The 40-day strike aimed at ousting President Hugo Chavez has virtually shut down Venezuela's oil industry, the fifth-largest in the world, and proven more difficult to resolve than the administration expected, the officials said.

Venezuela has for decades been one of the most dependable sources of petroleum for the United States, where industry analysts say the strike has already hurt some refineries and driven up the retail price of gasoline by at least a dime a gallon.

Those shortages will only worsen, and prices continue to rise, if the United States attacks Iraq, they predicted. That means that war in the Persian Gulf could prove more costly to an already uncertain U.S. economy than had been projected if the Venezuelan standoff is not ended soon.

For that reason the Bush administration has been debating plans to release oil from the Strategic Petroleum Reserve, which contains nearly 600 million gallons of crude. For now, though, the White House has decided to defer those plans, mainly to keep oil available in case of war in Iraq, administration officials said.

"A few months ago everybody thought that if we went to war in Iraq, oil wouldn't be a major problem, because there was enough spare capacity to make up for lost Iraqi oil," said Larry Goldstein, president of the Petroleum Industry Research Foundation Inc., a research organization. "But no one then was contemplating lost Venezuelan oil."

"Now," he said, "we won't have enough spare capacity to take care of both those events."

The crisis could be compounded if Chavez follows through on a proposal to split the government-owned oil company, Petroleos de Venezuela S.A., into two parts and restructure its central offices.

American officials say Chavez's true goal is to install political loyalists in place of the union leaders and senior managers at the oil company, known as PDVSA, who have joined the strike.

The result could be a more pliable but less efficient company that produces less oil than the roughly 3 million barrels a day that Venezuela produced before the strike, officials and experts said. That could leave the United States even more dependent on Middle Eastern oil.

"Petroleos is one of the few state-owned oil companies in the OPEC group that approximates a normal integrated major oil company," said Leonidas Drollas, chief economist with the Center for Global Energy Studies in London. Echoing other industry analysts, Drollas added, "To break it up into anything sounds obviously politically motivated."

On Friday, Chavez threatened to send soldiers to seize control of food- production facilities and also fired 700 workers from the oil monopoly, hoping to break the strike.

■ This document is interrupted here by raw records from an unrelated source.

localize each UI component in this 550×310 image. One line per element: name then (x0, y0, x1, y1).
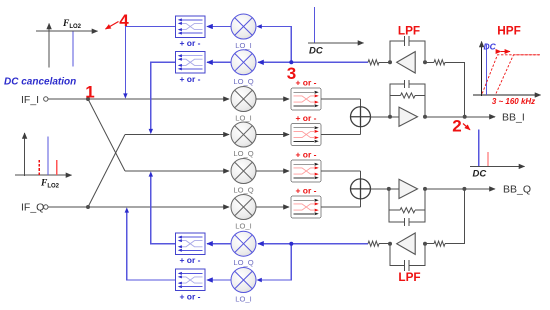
wire bottom node to mixer LO_Q row G (258, 243, 291, 245)
swap box row B (176, 52, 206, 74)
mixer LO_I row C (231, 87, 256, 112)
swap box row G (176, 233, 206, 255)
wire BB_I node up to LPF (445, 62, 465, 116)
wire LPF output to node 3 (291, 61, 368, 63)
wire mixer row F to sign box (256, 206, 289, 208)
wire mixer row E to sign box (256, 170, 289, 172)
wire adder to amp BB_I (371, 116, 400, 118)
spectrum S2 vertical axis (24, 133, 26, 176)
svg-text:DC: DC (484, 42, 497, 52)
callout 2 arrow (463, 124, 470, 130)
feedback capacitor branch BB_I (390, 84, 404, 117)
HPF horizontal axis (473, 94, 541, 96)
wire row F into adder (360, 199, 362, 207)
wire resistor left stub (379, 61, 390, 63)
svg-text:+ or -: + or - (295, 150, 316, 160)
node amp BB_I output (423, 115, 427, 119)
wire row D into adder (360, 127, 362, 135)
svg-text:DC: DC (309, 46, 323, 57)
wire IF_I to mixer LO_I row C (88, 98, 229, 100)
spectrum S2 horizontal axis (15, 174, 72, 176)
wire IF_Q to mixer LO_I row F (88, 206, 229, 208)
spectrum S2 red spike (56, 160, 58, 175)
spectrum S1 horizontal axis (36, 30, 98, 32)
spectrum S3 DC spike (313, 7, 315, 43)
wire IF_I to node 1 (48, 98, 88, 100)
svg-text:LPF: LPF (398, 24, 420, 38)
svg-text:LPF: LPF (398, 270, 420, 284)
mixer LO_I row H (231, 268, 256, 293)
mixer LO_Q row D (231, 122, 256, 147)
node amp BB_I input (388, 115, 392, 119)
wire sign box row D output (321, 134, 361, 136)
wire bottom node down to row H (258, 244, 291, 280)
resistor LPF top right (434, 60, 445, 65)
wire bottom LPF output to bottom node (291, 243, 368, 245)
wire adder to amp BB_Q (371, 188, 400, 190)
spectrum S4 red spike (487, 152, 489, 166)
node 1 junction (86, 97, 90, 101)
svg-text:IF_I: IF_I (21, 94, 39, 106)
svg-text:LO_I: LO_I (235, 222, 251, 231)
node 3 junction (289, 60, 293, 64)
wire row D horizontal to mixer (125, 134, 229, 136)
swap box row H (176, 269, 206, 291)
svg-text:DC: DC (473, 169, 487, 180)
resistor LPF bottom left (368, 241, 379, 246)
svg-text:LO_I: LO_I (235, 41, 251, 50)
wire diagonal IF_Q to row D (88, 135, 125, 208)
node BB_I output junction (463, 115, 467, 119)
node LPF top amp input (423, 60, 427, 64)
wire BB_Q node down to LPF (445, 189, 464, 244)
svg-text:+ or -: + or - (179, 74, 200, 84)
HPF dashed highpass curve 1 (482, 55, 540, 94)
op-amp LPF top (397, 52, 416, 73)
svg-text:+ or -: + or - (295, 113, 316, 123)
terminal IF_Q (44, 205, 48, 209)
svg-text:+ or -: + or - (179, 292, 200, 302)
spectrum S2 red dashed spike (38, 159, 40, 175)
wire resistor to amp input (425, 61, 434, 63)
feedback capacitor LPF top (390, 41, 404, 62)
svg-text:BB_Q: BB_Q (503, 184, 531, 196)
feedback capacitor branch BB_Q (389, 189, 405, 222)
wire mixer row D to sign box (256, 134, 289, 136)
svg-text:+ or -: + or - (179, 38, 200, 48)
svg-text:LO_I: LO_I (235, 114, 251, 123)
HPF tuning range double arrow (501, 51, 510, 53)
spectrum S1 vertical axis (48, 24, 50, 68)
svg-text:3 ~ 160 kHz: 3 ~ 160 kHz (492, 97, 535, 106)
wire node 3 up to row A (258, 27, 291, 63)
spectrum S4 DC spike (478, 130, 480, 167)
wire mixer row C to sign box (256, 98, 289, 100)
feedback capacitor LPF bottom (390, 244, 404, 266)
svg-text:LO_I: LO_I (235, 295, 251, 304)
wire amp BB_Q to output node (425, 188, 464, 190)
spectrum S3 axis (308, 42, 364, 44)
svg-text:HPF: HPF (497, 24, 521, 38)
wire amp BB_I to output node (425, 116, 465, 118)
wire node 3 to mixer LO_Q row B (258, 61, 291, 63)
wire row E horizontal to mixer (125, 170, 229, 172)
sign box row D (291, 124, 321, 146)
svg-text:+ or -: + or - (179, 255, 200, 265)
wire swap box A output to node 1 injection (125, 27, 175, 97)
op-amp BB_Q (399, 179, 418, 198)
node amp BB_Q output (423, 187, 427, 191)
svg-text:+ or -: + or - (295, 186, 316, 196)
HPF vertical axis (481, 42, 483, 97)
spectrum S2 blue spike F_LO2 (47, 137, 49, 175)
adder BB_Q (351, 179, 371, 199)
mixer LO_Q row E (231, 159, 256, 184)
sign box row C (291, 88, 321, 110)
resistor LPF top left (368, 60, 379, 65)
wire mixer row G to swap box (207, 243, 231, 245)
node IF_Q junction (86, 205, 90, 209)
HPF DC spike (486, 45, 488, 95)
arrow BB_I output (465, 116, 495, 118)
wire resistor to amp input bottom (425, 243, 434, 245)
bottom node junction (289, 242, 293, 246)
node LPF bottom amp output (388, 242, 392, 246)
mixer LO_I row F (231, 195, 256, 220)
op-amp BB_I (399, 107, 418, 126)
sign box row F (291, 196, 321, 218)
callout 4 arrow (106, 22, 119, 30)
adder BB_I (351, 107, 371, 127)
svg-text:LO_Q: LO_Q (233, 186, 253, 195)
wire IF_Q to node (48, 206, 88, 208)
spectrum S4 axis (470, 165, 525, 167)
svg-text:4: 4 (119, 11, 129, 30)
wire swap box B output to row D injection (151, 62, 176, 132)
wire sign box row E output (321, 170, 361, 172)
wire mixer row B to swap box (207, 61, 231, 63)
wire diagonal IF_I to row E (88, 99, 125, 171)
mixer LO_Q row B (231, 50, 256, 75)
node BB_Q output junction (462, 187, 466, 191)
svg-text:LO_Q: LO_Q (233, 149, 253, 158)
sign box row E (291, 160, 321, 182)
wire row E into adder (360, 171, 362, 179)
terminal IF_I (44, 97, 48, 101)
mixer LO_Q row G (231, 231, 256, 256)
wire row C into adder (360, 99, 362, 107)
svg-text:IF_Q: IF_Q (21, 202, 44, 214)
feedback resistor branch BB_I (390, 95, 401, 97)
svg-text:LO_Q: LO_Q (233, 77, 253, 86)
spectrum S1 F_LO2 spike (72, 32, 74, 67)
op-amp LPF bottom (397, 233, 416, 254)
wire mixer row A to swap box (207, 26, 231, 28)
node LPF bottom amp input (423, 242, 427, 246)
svg-text:+ or -: + or - (295, 78, 316, 88)
node amp BB_Q input (387, 187, 391, 191)
wire mixer row H to swap box (207, 279, 231, 281)
svg-text:2: 2 (452, 117, 461, 136)
feedback resistor branch BB_Q (389, 209, 400, 211)
arrow BB_Q output (464, 188, 495, 190)
svg-text:BB_I: BB_I (502, 112, 525, 124)
wire swap box H output to row F injection (127, 210, 176, 281)
svg-text:DC cancelation: DC cancelation (4, 77, 76, 88)
swap box row A (176, 16, 206, 38)
svg-text:LO_Q: LO_Q (233, 258, 253, 267)
mixer LO_I row A (231, 14, 256, 39)
HPF dashed highpass curve 2 (496, 55, 540, 94)
resistor LPF bottom right (434, 241, 445, 246)
wire sign box row F output (321, 206, 361, 208)
wire sign box row C output (321, 98, 361, 100)
wire resistor left stub bottom (379, 243, 390, 245)
node LPF top amp output (388, 60, 392, 64)
wire swap box G output to row E injection (151, 174, 176, 244)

Chavez, a former paratroop commander, told soldiers to be ready "to militarily seize the food production plants" that joined the strike. He asked state governors belonging to his political coalition to be ready to cooperate.

Rafael Alfonzo, president of Venezuela's food producers chamber, blamed the shortages on Chavez for refusing to cede to opposition demands. He insisted food makers were producing staples but said fuel shortages had hampered deliveries.

The Bush administration, acknowledging the growing danger from the Venezuelan strike, has stepped up its efforts to calm the oil markets, lobbying major oil exporters to increase production. At a meeting in Vienna this weekend, the Organization of the Petroleum Exporting Countries is expected to vote to increase production by 8.7 percent, or nearly 2 million barrels a day, officials said.

The United States is also working with Mexico, Brazil and the Organization of American States to cobble together a coalition of South American governments to broker a truce. Diplomats working on the crisis are worried that the OAS, which has spearheaded negotiations, lacks the influence to persuade Chavez to consider concessions.